The members of the Ephrata School Board envisaged a vaguely formed program for the future which would encompass additional rooms to the building to be erected, a junior high school and a football field. But there was no money in the treasury or even in thought for such a program. The Lancaster School Building hereinbefore referred to cost $850,000.

The State Council of Education had approved the condemnation of the 55 acre tract, but this is no evidence of necessity for the condemnation since, as Dr. Bowman, who had been with the Department of Education for 33 years and now occupies an important post in that department, testified, the Council never denied approval of a site because it was too large. He further stated that the minimum requirement established by the State Council of Education as to the size of school sites for elementary schools was two acres for a two-room school and one additional acre for each additional fifty students, and that he would have approved the erection of the Ephrata proposed school on a 10 acre tract.

Although there is a presumption that school directors perform discretionary acts in the interests of public welfare and that their decisions have been reached by the exercise of intelligent judgment and in a legal manner after suitable investigation (Hibbs v. Arensberg, 276 Pa. 24, 119 A. 727), the evidence in this case overcomes that presumption and leads inevitably to the conclusion that the action of the School Board of *247Ephrata constituted an abuse of discretion in its exercise of the power of eminent domain.

It was very early held by this Court in Lance’s Appeal, 55 Pa. 16, 25, that: “The right of the Commonwealth to take private property without the owner’s assent on compensation made, or authorize it to be taken, exists in her sovereign right of eminent domain, and can never be lawfully exercised but for a public purpose — supposed and intended to benefit the public, either mediately or immediately. The power arises out of the natural principle which teaches that private convenience must yield to the public wants. This public interest must lie at the basis of the exercise, or it would be confiscation and usurpation to exercise it. This being the reason for the exercise of such a power, it requires no argument to prove that after the right has been exercised the use of the property must be held in accordance with and for the purposes which justified its taking. Otherwise it would be a fraud on the owner, and an abuse of power. . . . The exercise of the right of eminent domain, whether directly by the state or its authorized grantee, is necessarily in derogation of private right, and the rule in that case is, that the authority is to be strictly construed: Dwarris on Stat. 750; 2 Casey 355; 3 Id. 339; 7 Harris 711. What is not granted is not to be exercised.

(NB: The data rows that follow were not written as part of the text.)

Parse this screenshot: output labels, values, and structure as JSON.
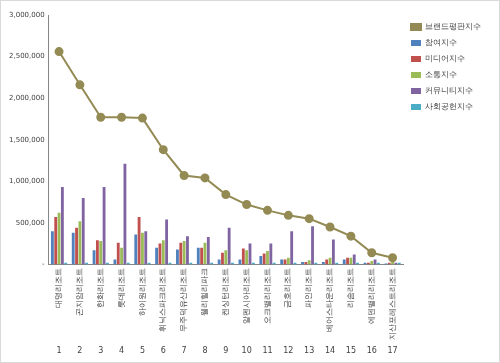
{
  "chart_data": {
    "type": "bar",
    "categories": [
      "대명리조트",
      "곤지암리조트",
      "한화리조트",
      "롯데리조트",
      "하이원리조트",
      "휘닉스파크리조트",
      "무주덕유산리조트",
      "웰리힐리파크",
      "켄싱턴리조트",
      "알펜시아리조트",
      "오크밸리리조트",
      "금호리조트",
      "파인리조트",
      "베어스타운리조트",
      "리솜리조트",
      "에덴밸리리조트",
      "지산포레스트리조트"
    ],
    "ranks": [
      1,
      2,
      3,
      4,
      5,
      6,
      7,
      8,
      9,
      10,
      11,
      12,
      13,
      14,
      15,
      16,
      17
    ],
    "series": [
      {
        "name": "참여지수",
        "color": "#4f81bd",
        "values": [
          400000,
          380000,
          170000,
          60000,
          360000,
          200000,
          180000,
          200000,
          60000,
          60000,
          100000,
          60000,
          30000,
          30000,
          60000,
          20000,
          10000
        ]
      },
      {
        "name": "미디어지수",
        "color": "#c0504d",
        "values": [
          570000,
          440000,
          290000,
          260000,
          570000,
          250000,
          260000,
          200000,
          140000,
          190000,
          130000,
          60000,
          30000,
          60000,
          80000,
          20000,
          20000
        ]
      },
      {
        "name": "소통지수",
        "color": "#9bbb59",
        "values": [
          620000,
          520000,
          280000,
          200000,
          380000,
          290000,
          280000,
          260000,
          170000,
          170000,
          160000,
          80000,
          50000,
          80000,
          80000,
          40000,
          30000
        ]
      },
      {
        "name": "커뮤니티지수",
        "color": "#8064a2",
        "values": [
          930000,
          800000,
          930000,
          1210000,
          400000,
          540000,
          340000,
          330000,
          440000,
          250000,
          250000,
          400000,
          460000,
          300000,
          120000,
          60000,
          20000
        ]
      },
      {
        "name": "사회공헌지수",
        "color": "#4bacc6",
        "values": [
          20000,
          20000,
          20000,
          20000,
          20000,
          20000,
          20000,
          20000,
          20000,
          20000,
          20000,
          20000,
          20000,
          20000,
          20000,
          20000,
          20000
        ]
      },
      {
        "name": "브랜드평판지수",
        "color": "#948a54",
        "type": "line",
        "marker": "circle",
        "values": [
          2560000,
          2160000,
          1770000,
          1770000,
          1760000,
          1380000,
          1070000,
          1040000,
          840000,
          720000,
          650000,
          590000,
          550000,
          450000,
          340000,
          140000,
          80000
        ]
      }
    ],
    "ylim": [
      0,
      3000000
    ],
    "yticks": [
      {
        "value": 0,
        "label": "-"
      },
      {
        "value": 500000,
        "label": "500,000"
      },
      {
        "value": 1000000,
        "label": "1,000,000"
      },
      {
        "value": 1500000,
        "label": "1,500,000"
      },
      {
        "value": 2000000,
        "label": "2,000,000"
      },
      {
        "value": 2500000,
        "label": "2,500,000"
      },
      {
        "value": 3000000,
        "label": "3,000,000"
      }
    ],
    "grid": false,
    "legend": "right"
  }
}
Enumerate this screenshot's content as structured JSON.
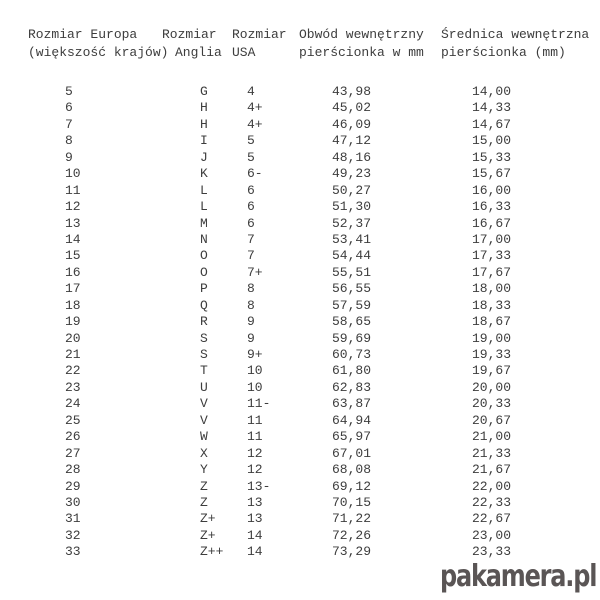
{
  "table": {
    "headers": [
      {
        "line1": "Rozmiar Europa",
        "line2": "(większość krajów)"
      },
      {
        "line1": "Rozmiar",
        "line2": "Anglia"
      },
      {
        "line1": "Rozmiar",
        "line2": "USA"
      },
      {
        "line1": "Obwód wewnętrzny",
        "line2": "pierścionka w mm"
      },
      {
        "line1": "Średnica wewnętrzna",
        "line2": "pierścionka (mm)"
      }
    ]
  },
  "chart_data": {
    "type": "table",
    "title": "",
    "columns": [
      "Rozmiar Europa (większość krajów)",
      "Rozmiar Anglia",
      "Rozmiar USA",
      "Obwód wewnętrzny pierścionka w mm",
      "Średnica wewnętrzna pierścionka (mm)"
    ],
    "rows": [
      [
        "5",
        "G",
        "4",
        "43,98",
        "14,00"
      ],
      [
        "6",
        "H",
        "4+",
        "45,02",
        "14,33"
      ],
      [
        "7",
        "H",
        "4+",
        "46,09",
        "14,67"
      ],
      [
        "8",
        "I",
        "5",
        "47,12",
        "15,00"
      ],
      [
        "9",
        "J",
        "5",
        "48,16",
        "15,33"
      ],
      [
        "10",
        "K",
        "6-",
        "49,23",
        "15,67"
      ],
      [
        "11",
        "L",
        "6",
        "50,27",
        "16,00"
      ],
      [
        "12",
        "L",
        "6",
        "51,30",
        "16,33"
      ],
      [
        "13",
        "M",
        "6",
        "52,37",
        "16,67"
      ],
      [
        "14",
        "N",
        "7",
        "53,41",
        "17,00"
      ],
      [
        "15",
        "O",
        "7",
        "54,44",
        "17,33"
      ],
      [
        "16",
        "O",
        "7+",
        "55,51",
        "17,67"
      ],
      [
        "17",
        "P",
        "8",
        "56,55",
        "18,00"
      ],
      [
        "18",
        "Q",
        "8",
        "57,59",
        "18,33"
      ],
      [
        "19",
        "R",
        "9",
        "58,65",
        "18,67"
      ],
      [
        "20",
        "S",
        "9",
        "59,69",
        "19,00"
      ],
      [
        "21",
        "S",
        "9+",
        "60,73",
        "19,33"
      ],
      [
        "22",
        "T",
        "10",
        "61,80",
        "19,67"
      ],
      [
        "23",
        "U",
        "10",
        "62,83",
        "20,00"
      ],
      [
        "24",
        "V",
        "11-",
        "63,87",
        "20,33"
      ],
      [
        "25",
        "V",
        "11",
        "64,94",
        "20,67"
      ],
      [
        "26",
        "W",
        "11",
        "65,97",
        "21,00"
      ],
      [
        "27",
        "X",
        "12",
        "67,01",
        "21,33"
      ],
      [
        "28",
        "Y",
        "12",
        "68,08",
        "21,67"
      ],
      [
        "29",
        "Z",
        "13-",
        "69,12",
        "22,00"
      ],
      [
        "30",
        "Z",
        "13",
        "70,15",
        "22,33"
      ],
      [
        "31",
        "Z+",
        "13",
        "71,22",
        "22,67"
      ],
      [
        "32",
        "Z+",
        "14",
        "72,26",
        "23,00"
      ],
      [
        "33",
        "Z++",
        "14",
        "73,29",
        "23,33"
      ]
    ]
  },
  "watermark": {
    "text": "pakamera.pl"
  },
  "colors": {
    "background": "#ffffff",
    "text": "#3d3d3d",
    "watermark": "#5a5555"
  }
}
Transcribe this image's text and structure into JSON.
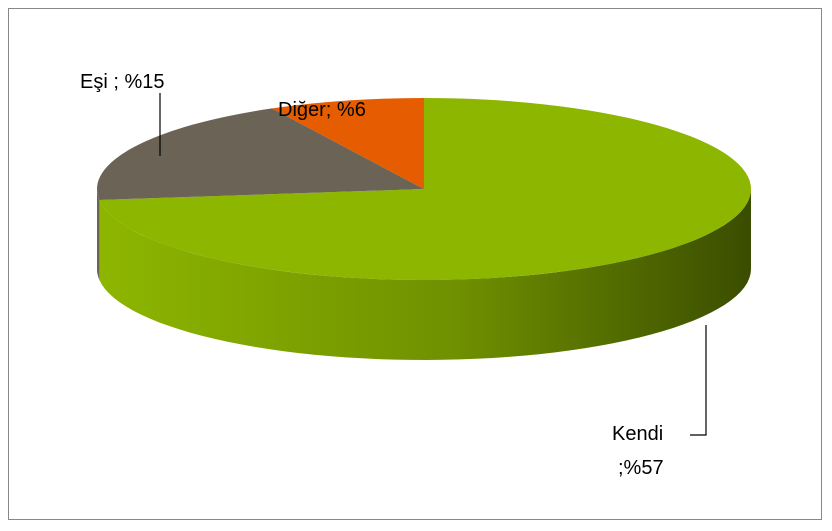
{
  "chart_data": {
    "type": "pie",
    "three_d": true,
    "values": [
      57,
      15,
      6
    ],
    "value_labels": [
      [
        "Kendi",
        ";%57"
      ],
      [
        "Eşi ; %15"
      ],
      [
        "Diğer; %6"
      ]
    ],
    "colors": [
      "#8db600",
      "#6b6356",
      "#e65c00"
    ]
  }
}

In the celebrated case of Pennsylvania Mutual Life Ins. Co. v. Philadelphia, 242 Pa. 47, 56, 88 A. 904, this Court declared unconstitutional an Act of the General Assembly which empowered the City of Philadelphia to condemn certain lands which it could then resell to private persons with certain easement conditions. Justice Mestrezat, speaking for the Court, said: “Holding, as Ave do, that the use to be made of property located outside a public highway is not a public use for which private property may be taken by the city against *248the consent of the owner, the effect of the Act of 1907 authorizing the appropriation of property for such purpose is to permit by the exercise of eminent domain the taking of the property of one citizen without his consent and vesting the title thereto in another. No court in this country has yet sanctioned such action by the State or its representative exercising the power of eminent domain.”

What the Legislature cannot do, a, fortiori a school district may not do.

This decision is not intended to restrict the defendants in taking such action, not inconsistent with this opinion, as may be necessary to meet the needs of the School District of the Borough of Ephrata.

Decree reversed, costs to be paid by appellees.